All About Glass
Generally, people know what glass looks like but they may not know what glass is. Glass is defined by Merriam-Webster as "a hard, brittle, amorphous, usually transparent or translucent material consisting typically of silica.". The "material" actually is a liquid of very great viscosity or "resistance to flow in a fluid."
When looking for the right type of glass for any particular purpose, you need to consider:
- The amount of light transmitted by the glass
- Solar heat gain allowed by glass
- Thermal conductivity of glass
- Where it will be installed
- Amount of weight or force it needs to sustain
You’ve come to the right place to learn all about glass and glass making. Below is more information about the professionals who work with glass, what glass is made of and what determines the energy efficiency of different glass types. But first, there are so many types of different glass, all with unique properties specific for their use. Click the links below to find out more about each type.
- What Is Float Glass & How Is It Made?
- How Is Rolled Glass & Patterned Glass Made?
- What Is Safety Glass and What Types Are There?
- Benefits of Reflective Glass & How It’s Made
- What Is Low-emissivity Glass & How Can It Help?
- How Insulated Glass Is Made & How It Can Help Your Home
- What Is Self-cleaning Glass & How Does It Work?

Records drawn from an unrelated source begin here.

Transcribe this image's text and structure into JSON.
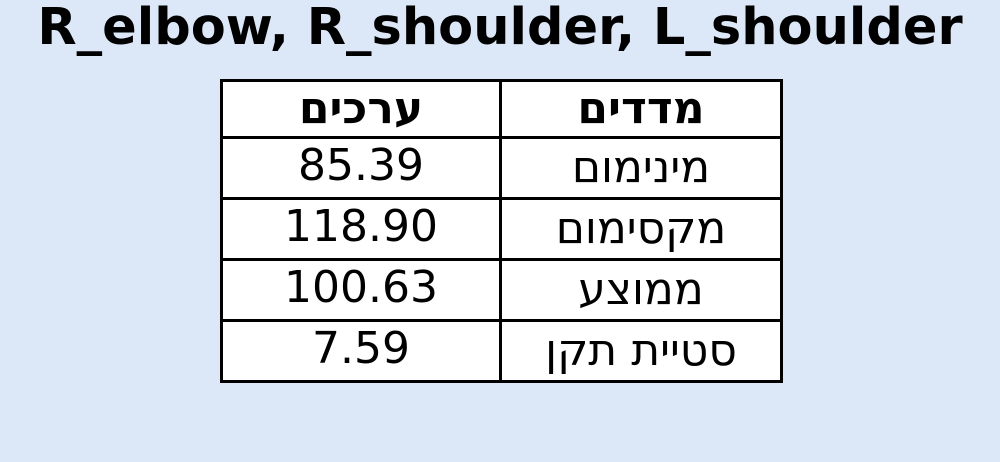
{
  "chart_data": {
    "type": "table",
    "title": "R_elbow, R_shoulder, L_shoulder",
    "columns": [
      "ערכים",
      "מדדים"
    ],
    "rows": [
      {
        "value": "85.39",
        "measure": "מינימום"
      },
      {
        "value": "118.90",
        "measure": "מקסימום"
      },
      {
        "value": "100.63",
        "measure": "ממוצע"
      },
      {
        "value": "7.59",
        "measure": "סטיית תקן"
      }
    ]
  },
  "colors": {
    "background": "#dce8f7",
    "table_background": "#ffffff",
    "border": "#000000"
  }
}
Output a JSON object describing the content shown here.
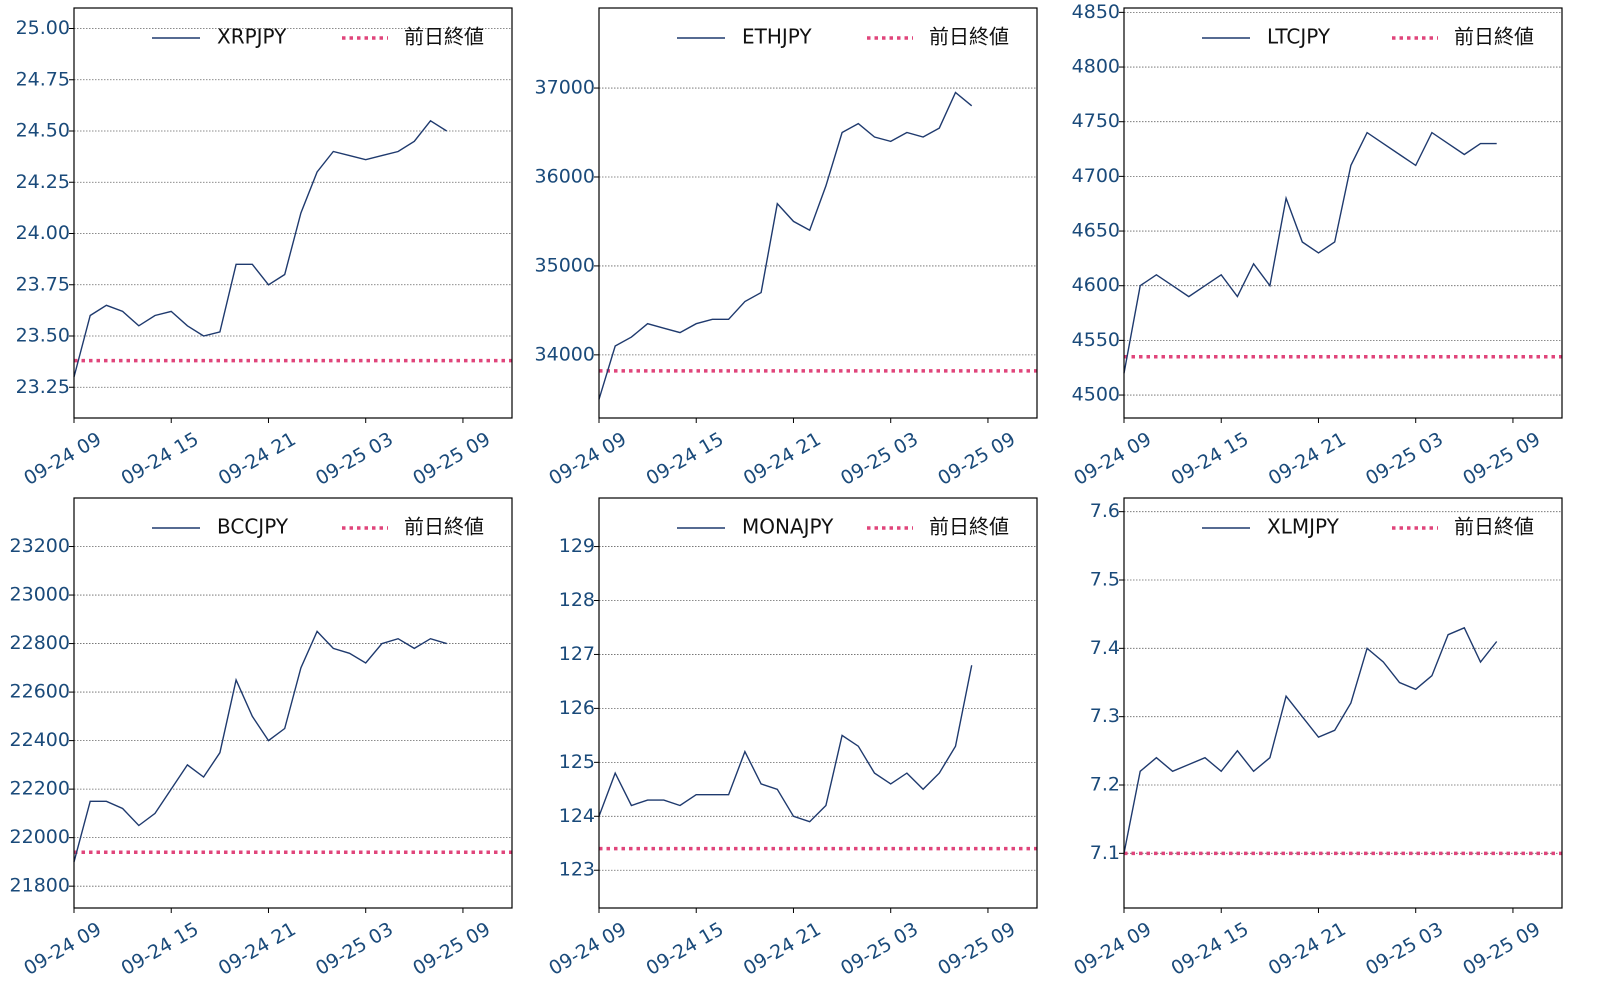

- What Is Specialty Glass & Spandrel Glass?
- Is Glass Recyclable?
What is a Glazier?
No matter the type of glass, the material is installed or, when damaged, repaired by a glazier. People have known about glass for thousands of years, but few dare to handle it every day. Those who do are glaziers (not glaciers); members of a select, little-known professional trade specializing in glass installation and restoration. As science and research continue to develop new glass products, the glazing profession becomes more complex. People with mechanical ability, detailed thinking and hands-on work skill, who love a new challenge every day, are in high demand nationwide to join the glazing profession. Glass Doctor franchise owners recruit the best glaziers to be glass specialists, especially those who are certified by the National Glass Association (NGA). Glass Doctor specialists are qualified to cut and handle all sizes and types of glass. Because the glass industry is changing quickly, Glass Doctor specialists continue to develop their skills through web-based distance learning tools such as MyGlassClass.com. Some Glass Doctor specialists are cross-trained to work on home, auto and commercial glass, while others specialize in one type of glass; similar to general practitioners and specialists in the medical field. While practicing glass repair and replacement is not as complex as practicing medicine, the same care must be taken because the glass is important to the person – the customer – who needs help.
What is Glass Made Of?
Basically, glass is sand; a high-quality silica sand, to which other materials are added. The resulting mixture is called a batch. Other materials in the batch are salt cake, limestone, dolomite, feldspar, soda ash and powdered cullet. Cullet is broken glass. It remains from a previous batch or from the edges that remain after a batch of glass has been formed and cut to size. Adding cullet helps the batch melt easily. Glass making is done by melting and cooling the batch. As the batch cools, it becomes solid without forming crystals. Crystals are three-dimensional building blocks that make a substance internally rigid. The lack of crystals makes glass technically a liquid, not a solid. It also makes glass transparent.
Energy Efficient Glass
One of the biggest differences in glass types is its energy efficiency. Low-E, reflective and insulated glass contribute to energy efficiency by increasing the effectiveness of the insulating system. Energy efficiency is measured in two ways, the U-value and the R-value. The U-value is a measure of the heat gain or loss through glass due to the difference between the indoor and outdoor temperatures. The lower the U-value, the less heat is transmitted through the glass. The R-value measures the overall resistance to heat transfer. The R-value is the reciprocal of the U-value. The higher the R-Value, the less heat is transmitted through the glass. For example, a material with an R-value of 19 is a much better insulator than one with an R-value of 6.